The original ending was dark beyond all reason, especially when you consider this was always going to be a PG-13 movie due to the budget required by the scale of the action.  According to Movies.com, the plane leaving Israel was headed towards Moscow, it arrives there safely, and then shit gets crazy:

The elderly and the sick are executed and the healthy people, including a very shaken Gerry, are immediately drafted into armed service, though not before one particularly nasty Russian soldier takes Gerry’s cell phone. The story then jumps forward an unknown amount of time and we catch up with Gerry, who now has a full beard and has been a part of Russia’s zombie-clearing squad at least long enough for it to have changed to winter. He looks almost dead inside, but the reality is that over this time he’s become an experienced and ruthless zombie killer, and he’s the leader of his own equally capable unit.

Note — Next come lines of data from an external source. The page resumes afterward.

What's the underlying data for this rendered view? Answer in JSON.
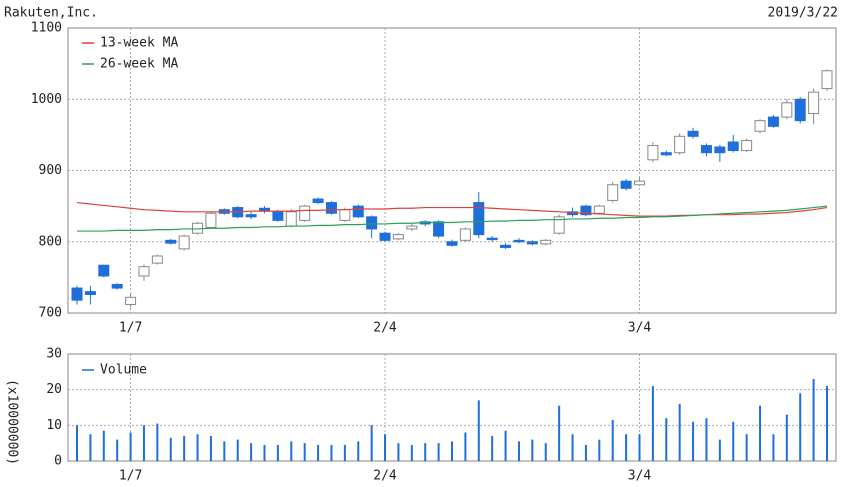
{
  "chart_data": [
    {
      "type": "candlestick",
      "title": "Rakuten,Inc.",
      "date": "2019/3/22",
      "categories": [
        null,
        null,
        null,
        null,
        "1/7",
        null,
        null,
        null,
        null,
        null,
        null,
        null,
        null,
        null,
        null,
        null,
        null,
        null,
        null,
        null,
        null,
        null,
        null,
        "2/4",
        null,
        null,
        null,
        null,
        null,
        null,
        null,
        null,
        null,
        null,
        null,
        null,
        null,
        null,
        null,
        null,
        null,
        null,
        "3/4",
        null,
        null,
        null,
        null,
        null,
        null,
        null,
        null,
        null,
        null,
        null,
        null,
        null,
        null
      ],
      "open": [
        735,
        730,
        767,
        740,
        712,
        752,
        770,
        802,
        790,
        812,
        820,
        845,
        848,
        838,
        847,
        843,
        822,
        830,
        860,
        855,
        830,
        850,
        835,
        812,
        804,
        818,
        828,
        828,
        800,
        802,
        855,
        805,
        795,
        802,
        800,
        797,
        812,
        842,
        850,
        840,
        858,
        885,
        880,
        915,
        925,
        925,
        955,
        935,
        933,
        940,
        928,
        955,
        975,
        975,
        1000,
        980,
        1015
      ],
      "close": [
        718,
        726,
        752,
        735,
        722,
        765,
        780,
        798,
        808,
        826,
        840,
        840,
        835,
        835,
        843,
        830,
        842,
        850,
        855,
        840,
        845,
        835,
        818,
        802,
        810,
        822,
        825,
        808,
        795,
        818,
        810,
        803,
        792,
        800,
        797,
        802,
        835,
        838,
        838,
        850,
        880,
        875,
        885,
        935,
        922,
        948,
        948,
        925,
        925,
        928,
        942,
        970,
        962,
        995,
        970,
        1010,
        1040
      ],
      "high": [
        738,
        738,
        768,
        742,
        727,
        768,
        782,
        804,
        810,
        828,
        842,
        847,
        850,
        842,
        850,
        845,
        846,
        852,
        862,
        857,
        848,
        852,
        837,
        814,
        812,
        825,
        830,
        830,
        803,
        820,
        870,
        808,
        798,
        805,
        802,
        804,
        838,
        848,
        852,
        852,
        884,
        888,
        890,
        940,
        928,
        952,
        960,
        938,
        936,
        950,
        945,
        972,
        978,
        1000,
        1003,
        1015,
        1042
      ],
      "low": [
        712,
        712,
        750,
        733,
        708,
        745,
        768,
        796,
        788,
        810,
        818,
        838,
        833,
        832,
        840,
        828,
        820,
        828,
        853,
        838,
        828,
        833,
        805,
        800,
        802,
        815,
        822,
        805,
        793,
        800,
        805,
        800,
        790,
        798,
        795,
        795,
        810,
        835,
        836,
        838,
        855,
        872,
        878,
        912,
        920,
        922,
        945,
        920,
        912,
        925,
        926,
        952,
        960,
        972,
        966,
        965,
        1012
      ],
      "up_color": "#ffffff",
      "up_edge": "#888888",
      "down_color": "#1e6fd9",
      "ylim": [
        700,
        1100
      ],
      "yticks": [
        700,
        800,
        900,
        1000,
        1100
      ],
      "grid": true,
      "series": [
        {
          "name": "13-week MA",
          "color": "#e0403a",
          "values": [
            855,
            853,
            851,
            849,
            847,
            845,
            844,
            843,
            842,
            842,
            842,
            842,
            842,
            843,
            843,
            843,
            843,
            844,
            844,
            845,
            845,
            846,
            846,
            846,
            847,
            847,
            848,
            848,
            848,
            848,
            848,
            847,
            846,
            845,
            844,
            843,
            842,
            841,
            840,
            839,
            838,
            837,
            836,
            836,
            836,
            837,
            837,
            838,
            838,
            838,
            839,
            839,
            840,
            841,
            843,
            845,
            848
          ]
        },
        {
          "name": "26-week MA",
          "color": "#2aa05a",
          "values": [
            815,
            815,
            815,
            816,
            816,
            816,
            817,
            817,
            818,
            818,
            819,
            819,
            820,
            820,
            821,
            821,
            822,
            822,
            823,
            823,
            824,
            824,
            825,
            825,
            826,
            826,
            827,
            827,
            827,
            828,
            828,
            829,
            829,
            830,
            830,
            831,
            831,
            832,
            832,
            833,
            833,
            834,
            834,
            835,
            835,
            836,
            837,
            838,
            839,
            840,
            841,
            842,
            843,
            844,
            846,
            848,
            850
          ]
        }
      ]
    },
    {
      "type": "bar",
      "ylabel": "(x10000000)",
      "categories": [
        null,
        null,
        null,
        null,
        "1/7",
        null,
        null,
        null,
        null,
        null,
        null,
        null,
        null,
        null,
        null,
        null,
        null,
        null,
        null,
        null,
        null,
        null,
        null,
        "2/4",
        null,
        null,
        null,
        null,
        null,
        null,
        null,
        null,
        null,
        null,
        null,
        null,
        null,
        null,
        null,
        null,
        null,
        null,
        "3/4",
        null,
        null,
        null,
        null,
        null,
        null,
        null,
        null,
        null,
        null,
        null,
        null,
        null,
        null
      ],
      "series": [
        {
          "name": "Volume",
          "color": "#1e6fd9",
          "values": [
            10,
            7.5,
            8.5,
            6,
            8,
            10,
            10.5,
            6.5,
            7,
            7.5,
            7,
            5.5,
            6,
            5,
            4.5,
            4.5,
            5.5,
            5,
            4.5,
            4.5,
            4.5,
            5.5,
            10,
            7.5,
            5,
            4.5,
            5,
            5,
            5.5,
            8,
            17,
            7,
            8.5,
            5.5,
            6,
            5,
            15.5,
            7.5,
            4.5,
            6,
            11.5,
            7.5,
            7.5,
            21,
            12,
            16,
            11,
            12,
            6,
            11,
            7.5,
            15.5,
            7.5,
            13,
            19,
            23,
            21
          ]
        }
      ],
      "ylim": [
        0,
        30
      ],
      "yticks": [
        0,
        10,
        20,
        30
      ],
      "grid": true
    }
  ]
}
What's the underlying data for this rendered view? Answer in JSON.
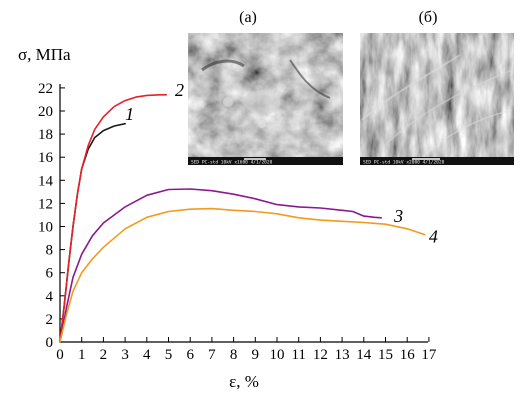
{
  "chart_data": {
    "type": "line",
    "title": "",
    "xlabel": "ε, %",
    "ylabel": "σ, МПа",
    "xlim": [
      0,
      17
    ],
    "ylim": [
      0,
      22
    ],
    "x_ticks": [
      "0",
      "1",
      "2",
      "3",
      "4",
      "5",
      "6",
      "7",
      "8",
      "9",
      "10",
      "11",
      "12",
      "13",
      "14",
      "15",
      "16",
      "17"
    ],
    "y_ticks": [
      "0",
      "2",
      "4",
      "6",
      "8",
      "10",
      "12",
      "14",
      "16",
      "18",
      "20",
      "22"
    ],
    "grid": false,
    "series": [
      {
        "name": "1",
        "color": "#1a1a1a",
        "points": [
          [
            0,
            0
          ],
          [
            0.2,
            3.2
          ],
          [
            0.4,
            6.8
          ],
          [
            0.6,
            10.0
          ],
          [
            0.8,
            12.8
          ],
          [
            1.0,
            15.0
          ],
          [
            1.3,
            16.7
          ],
          [
            1.6,
            17.7
          ],
          [
            2.0,
            18.3
          ],
          [
            2.5,
            18.7
          ],
          [
            3.0,
            18.9
          ]
        ]
      },
      {
        "name": "2",
        "color": "#e8202a",
        "points": [
          [
            0,
            0
          ],
          [
            0.2,
            3.2
          ],
          [
            0.4,
            6.8
          ],
          [
            0.6,
            10.0
          ],
          [
            0.8,
            12.8
          ],
          [
            1.0,
            15.0
          ],
          [
            1.3,
            17.0
          ],
          [
            1.6,
            18.4
          ],
          [
            2.0,
            19.5
          ],
          [
            2.5,
            20.4
          ],
          [
            3.0,
            20.9
          ],
          [
            3.5,
            21.2
          ],
          [
            4.0,
            21.35
          ],
          [
            4.6,
            21.4
          ],
          [
            4.9,
            21.4
          ]
        ]
      },
      {
        "name": "3",
        "color": "#8b1a8f",
        "points": [
          [
            0,
            0
          ],
          [
            0.3,
            3.0
          ],
          [
            0.6,
            5.6
          ],
          [
            1.0,
            7.6
          ],
          [
            1.5,
            9.2
          ],
          [
            2.0,
            10.3
          ],
          [
            3.0,
            11.7
          ],
          [
            4.0,
            12.7
          ],
          [
            5.0,
            13.2
          ],
          [
            6.0,
            13.25
          ],
          [
            7.0,
            13.1
          ],
          [
            8.0,
            12.8
          ],
          [
            9.0,
            12.4
          ],
          [
            10.0,
            11.9
          ],
          [
            11.0,
            11.7
          ],
          [
            12.0,
            11.6
          ],
          [
            13.0,
            11.4
          ],
          [
            13.5,
            11.3
          ],
          [
            14.0,
            10.9
          ],
          [
            14.5,
            10.8
          ],
          [
            14.8,
            10.75
          ]
        ]
      },
      {
        "name": "4",
        "color": "#f29a1c",
        "points": [
          [
            0,
            0
          ],
          [
            0.3,
            2.4
          ],
          [
            0.6,
            4.4
          ],
          [
            1.0,
            6.0
          ],
          [
            1.5,
            7.2
          ],
          [
            2.0,
            8.2
          ],
          [
            3.0,
            9.8
          ],
          [
            4.0,
            10.8
          ],
          [
            5.0,
            11.3
          ],
          [
            6.0,
            11.5
          ],
          [
            7.0,
            11.55
          ],
          [
            8.0,
            11.4
          ],
          [
            9.0,
            11.3
          ],
          [
            10.0,
            11.1
          ],
          [
            11.0,
            10.75
          ],
          [
            12.0,
            10.55
          ],
          [
            13.0,
            10.45
          ],
          [
            14.0,
            10.35
          ],
          [
            15.0,
            10.2
          ],
          [
            16.0,
            9.8
          ],
          [
            16.8,
            9.3
          ]
        ]
      }
    ],
    "series_labels": [
      {
        "text": "1",
        "x": 3.0,
        "y": 19.2
      },
      {
        "text": "2",
        "x": 5.3,
        "y": 21.3
      },
      {
        "text": "3",
        "x": 15.4,
        "y": 10.4
      },
      {
        "text": "4",
        "x": 17.0,
        "y": 8.6
      }
    ],
    "insets": [
      {
        "label": "(а)",
        "footer": "SED PC-std 10kV x1600 4/1/2020"
      },
      {
        "label": "(б)",
        "footer": "SED PC-std 10kV x2000 4/1/2020"
      }
    ]
  }
}
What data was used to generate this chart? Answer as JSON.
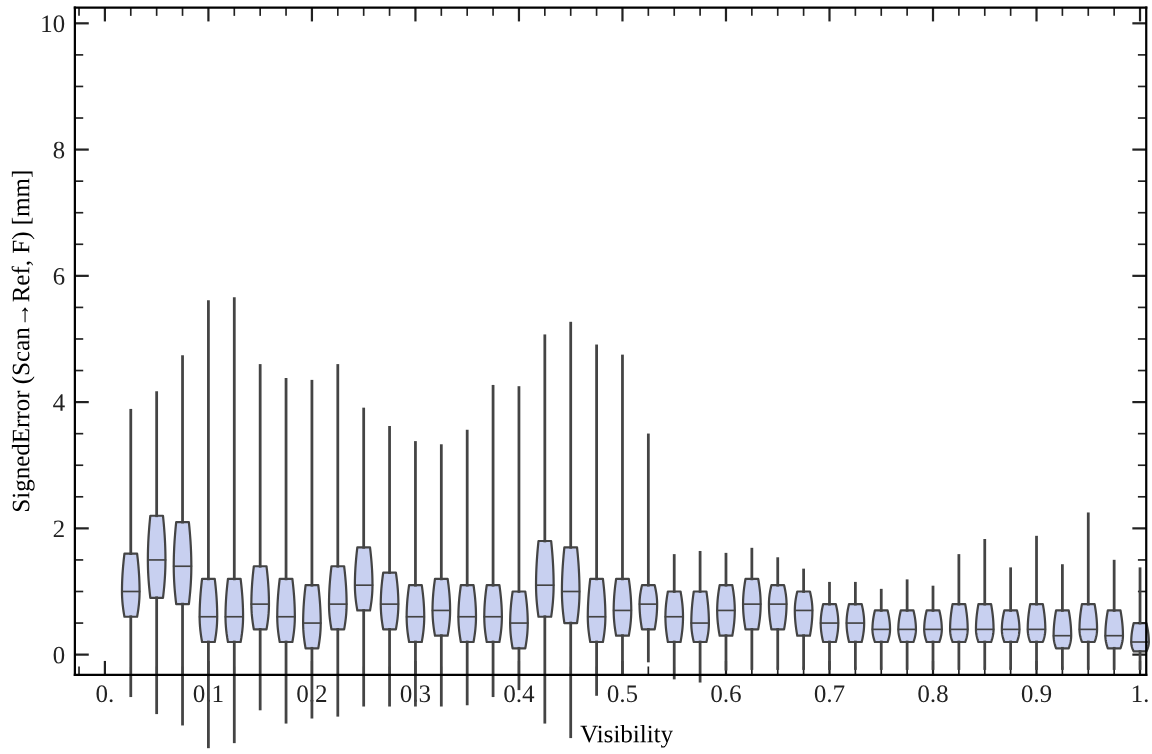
{
  "chart_data": {
    "type": "box",
    "xlabel": "Visibility",
    "ylabel": "SignedError (Scan→Ref, F) [mm]",
    "x": [
      0.025,
      0.05,
      0.075,
      0.1,
      0.125,
      0.15,
      0.175,
      0.2,
      0.225,
      0.25,
      0.275,
      0.3,
      0.325,
      0.35,
      0.375,
      0.4,
      0.425,
      0.45,
      0.475,
      0.5,
      0.525,
      0.55,
      0.575,
      0.6,
      0.625,
      0.65,
      0.675,
      0.7,
      0.725,
      0.75,
      0.775,
      0.8,
      0.825,
      0.85,
      0.875,
      0.9,
      0.925,
      0.95,
      0.975,
      1.0
    ],
    "series": [
      {
        "color": "#c8d0f0",
        "boxes": [
          {
            "low": -0.65,
            "q1": 0.6,
            "median": 1.0,
            "q3": 1.6,
            "high": 3.87
          },
          {
            "low": -0.92,
            "q1": 0.9,
            "median": 1.5,
            "q3": 2.2,
            "high": 4.15
          },
          {
            "low": -1.1,
            "q1": 0.8,
            "median": 1.4,
            "q3": 2.1,
            "high": 4.72
          },
          {
            "low": -1.46,
            "q1": 0.2,
            "median": 0.6,
            "q3": 1.2,
            "high": 5.59
          },
          {
            "low": -1.38,
            "q1": 0.2,
            "median": 0.6,
            "q3": 1.2,
            "high": 5.64
          },
          {
            "low": -0.86,
            "q1": 0.4,
            "median": 0.8,
            "q3": 1.4,
            "high": 4.58
          },
          {
            "low": -1.07,
            "q1": 0.2,
            "median": 0.6,
            "q3": 1.2,
            "high": 4.36
          },
          {
            "low": -0.99,
            "q1": 0.1,
            "median": 0.5,
            "q3": 1.1,
            "high": 4.33
          },
          {
            "low": -0.96,
            "q1": 0.4,
            "median": 0.8,
            "q3": 1.4,
            "high": 4.58
          },
          {
            "low": -0.8,
            "q1": 0.7,
            "median": 1.1,
            "q3": 1.7,
            "high": 3.89
          },
          {
            "low": -0.8,
            "q1": 0.4,
            "median": 0.8,
            "q3": 1.3,
            "high": 3.6
          },
          {
            "low": -0.8,
            "q1": 0.2,
            "median": 0.6,
            "q3": 1.1,
            "high": 3.36
          },
          {
            "low": -0.8,
            "q1": 0.3,
            "median": 0.7,
            "q3": 1.2,
            "high": 3.31
          },
          {
            "low": -0.78,
            "q1": 0.2,
            "median": 0.6,
            "q3": 1.1,
            "high": 3.54
          },
          {
            "low": -0.65,
            "q1": 0.2,
            "median": 0.6,
            "q3": 1.1,
            "high": 4.25
          },
          {
            "low": -0.54,
            "q1": 0.1,
            "median": 0.5,
            "q3": 1.0,
            "high": 4.23
          },
          {
            "low": -1.07,
            "q1": 0.6,
            "median": 1.1,
            "q3": 1.8,
            "high": 5.05
          },
          {
            "low": -1.3,
            "q1": 0.5,
            "median": 1.0,
            "q3": 1.7,
            "high": 5.25
          },
          {
            "low": -0.63,
            "q1": 0.2,
            "median": 0.6,
            "q3": 1.2,
            "high": 4.89
          },
          {
            "low": -0.31,
            "q1": 0.3,
            "median": 0.7,
            "q3": 1.2,
            "high": 4.73
          },
          {
            "low": -0.1,
            "q1": 0.4,
            "median": 0.8,
            "q3": 1.1,
            "high": 3.48
          },
          {
            "low": -0.37,
            "q1": 0.2,
            "median": 0.6,
            "q3": 1.0,
            "high": 1.57
          },
          {
            "low": -0.42,
            "q1": 0.2,
            "median": 0.5,
            "q3": 1.0,
            "high": 1.62
          },
          {
            "low": -0.23,
            "q1": 0.3,
            "median": 0.7,
            "q3": 1.1,
            "high": 1.59
          },
          {
            "low": -0.22,
            "q1": 0.4,
            "median": 0.8,
            "q3": 1.2,
            "high": 1.67
          },
          {
            "low": -0.22,
            "q1": 0.4,
            "median": 0.8,
            "q3": 1.1,
            "high": 1.52
          },
          {
            "low": -0.22,
            "q1": 0.3,
            "median": 0.7,
            "q3": 1.0,
            "high": 1.34
          },
          {
            "low": -0.22,
            "q1": 0.2,
            "median": 0.5,
            "q3": 0.8,
            "high": 1.13
          },
          {
            "low": -0.22,
            "q1": 0.2,
            "median": 0.5,
            "q3": 0.8,
            "high": 1.13
          },
          {
            "low": -0.22,
            "q1": 0.2,
            "median": 0.4,
            "q3": 0.7,
            "high": 1.02
          },
          {
            "low": -0.22,
            "q1": 0.2,
            "median": 0.4,
            "q3": 0.7,
            "high": 1.17
          },
          {
            "low": -0.22,
            "q1": 0.2,
            "median": 0.4,
            "q3": 0.7,
            "high": 1.07
          },
          {
            "low": -0.22,
            "q1": 0.2,
            "median": 0.4,
            "q3": 0.8,
            "high": 1.57
          },
          {
            "low": -0.22,
            "q1": 0.2,
            "median": 0.4,
            "q3": 0.8,
            "high": 1.81
          },
          {
            "low": -0.22,
            "q1": 0.2,
            "median": 0.4,
            "q3": 0.7,
            "high": 1.36
          },
          {
            "low": -0.22,
            "q1": 0.2,
            "median": 0.4,
            "q3": 0.8,
            "high": 1.86
          },
          {
            "low": -0.22,
            "q1": 0.1,
            "median": 0.3,
            "q3": 0.7,
            "high": 1.41
          },
          {
            "low": -0.22,
            "q1": 0.2,
            "median": 0.4,
            "q3": 0.8,
            "high": 2.23
          },
          {
            "low": -0.22,
            "q1": 0.1,
            "median": 0.3,
            "q3": 0.7,
            "high": 1.48
          },
          {
            "low": -0.22,
            "q1": 0.05,
            "median": 0.2,
            "q3": 0.5,
            "high": 1.36
          }
        ]
      }
    ],
    "xlim": [
      -0.029,
      1.006
    ],
    "ylim": [
      -0.32,
      10.25
    ],
    "xticks": [
      {
        "value": 0,
        "label": "0."
      },
      0.1,
      0.2,
      0.3,
      0.4,
      0.5,
      0.6,
      0.7,
      0.8,
      0.9,
      {
        "value": 1,
        "label": "1."
      }
    ],
    "yticks": [
      0,
      2,
      4,
      6,
      8,
      10
    ],
    "grid": false,
    "legend": false
  }
}
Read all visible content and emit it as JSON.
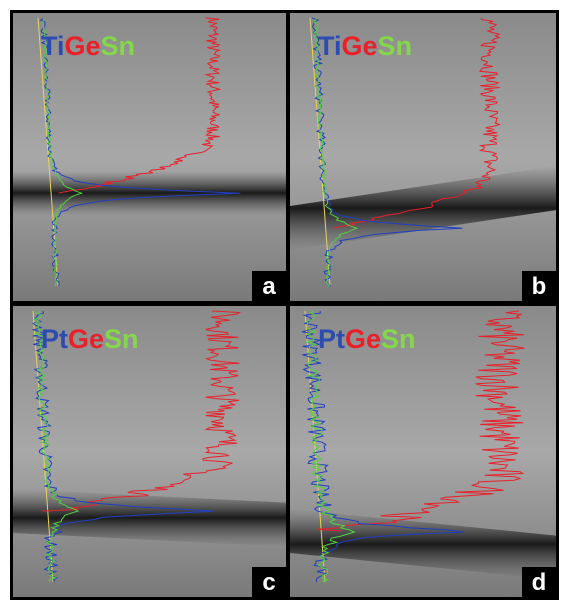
{
  "panels": [
    {
      "elements": [
        "Ti",
        "Ge",
        "Sn"
      ],
      "label": "a"
    },
    {
      "elements": [
        "Ti",
        "Ge",
        "Sn"
      ],
      "label": "b"
    },
    {
      "elements": [
        "Pt",
        "Ge",
        "Sn"
      ],
      "label": "c"
    },
    {
      "elements": [
        "Pt",
        "Ge",
        "Sn"
      ],
      "label": "d"
    }
  ]
}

Even without Lindelof and Goddard’s family-time additions, this turn is darker than anything that came before.  It almost feels like the original writers were aware of The Walking Dead, and wanted to one-up the AMC TV series/comic book.

Gerry discovers that cold is what stops the zombies, and he tells the Russian general that they need to put out the fires, huddle up, and let Russia win the war the same way it always wins wars: letting the hostile weather take care of invaders.  Zombies freeze, Russian forces plus Gerry and Segen win, and then it’s on home to the family…except not.

Do you remember the paratrooper who helps rescue Gerry and his family from the building rooftop?  If that guy looked like Matthew Fox, it’s because he was Matthew Fox in a role that was almost completely excised from the picture.  In the original ending, Karin has shacked up with Fox’s character in the Everglades because they’re in a camp where you have to trade to survive, and since Karin apparently has no skills whatsoever and everyone at Paramount forgot that a big tentpole film shouldn’t be a total bummer, she sells her body.  She doesn’t explicitly tell Gerry this when he calls her to tell her about how cold will stop the zombies, but Fox’s character calls him back and says Gerry should just create a new life for because Karin is now Random Paratrooper’s woman.  The movie ends with Gerry, Segen, and Gerry’s friend from the Russian military, Simon, crossing the globe and coming back to America to get Gerry his family back.  They arrive in the U.S., and the film ends with Gerry many miles and at least one movie away from his goal.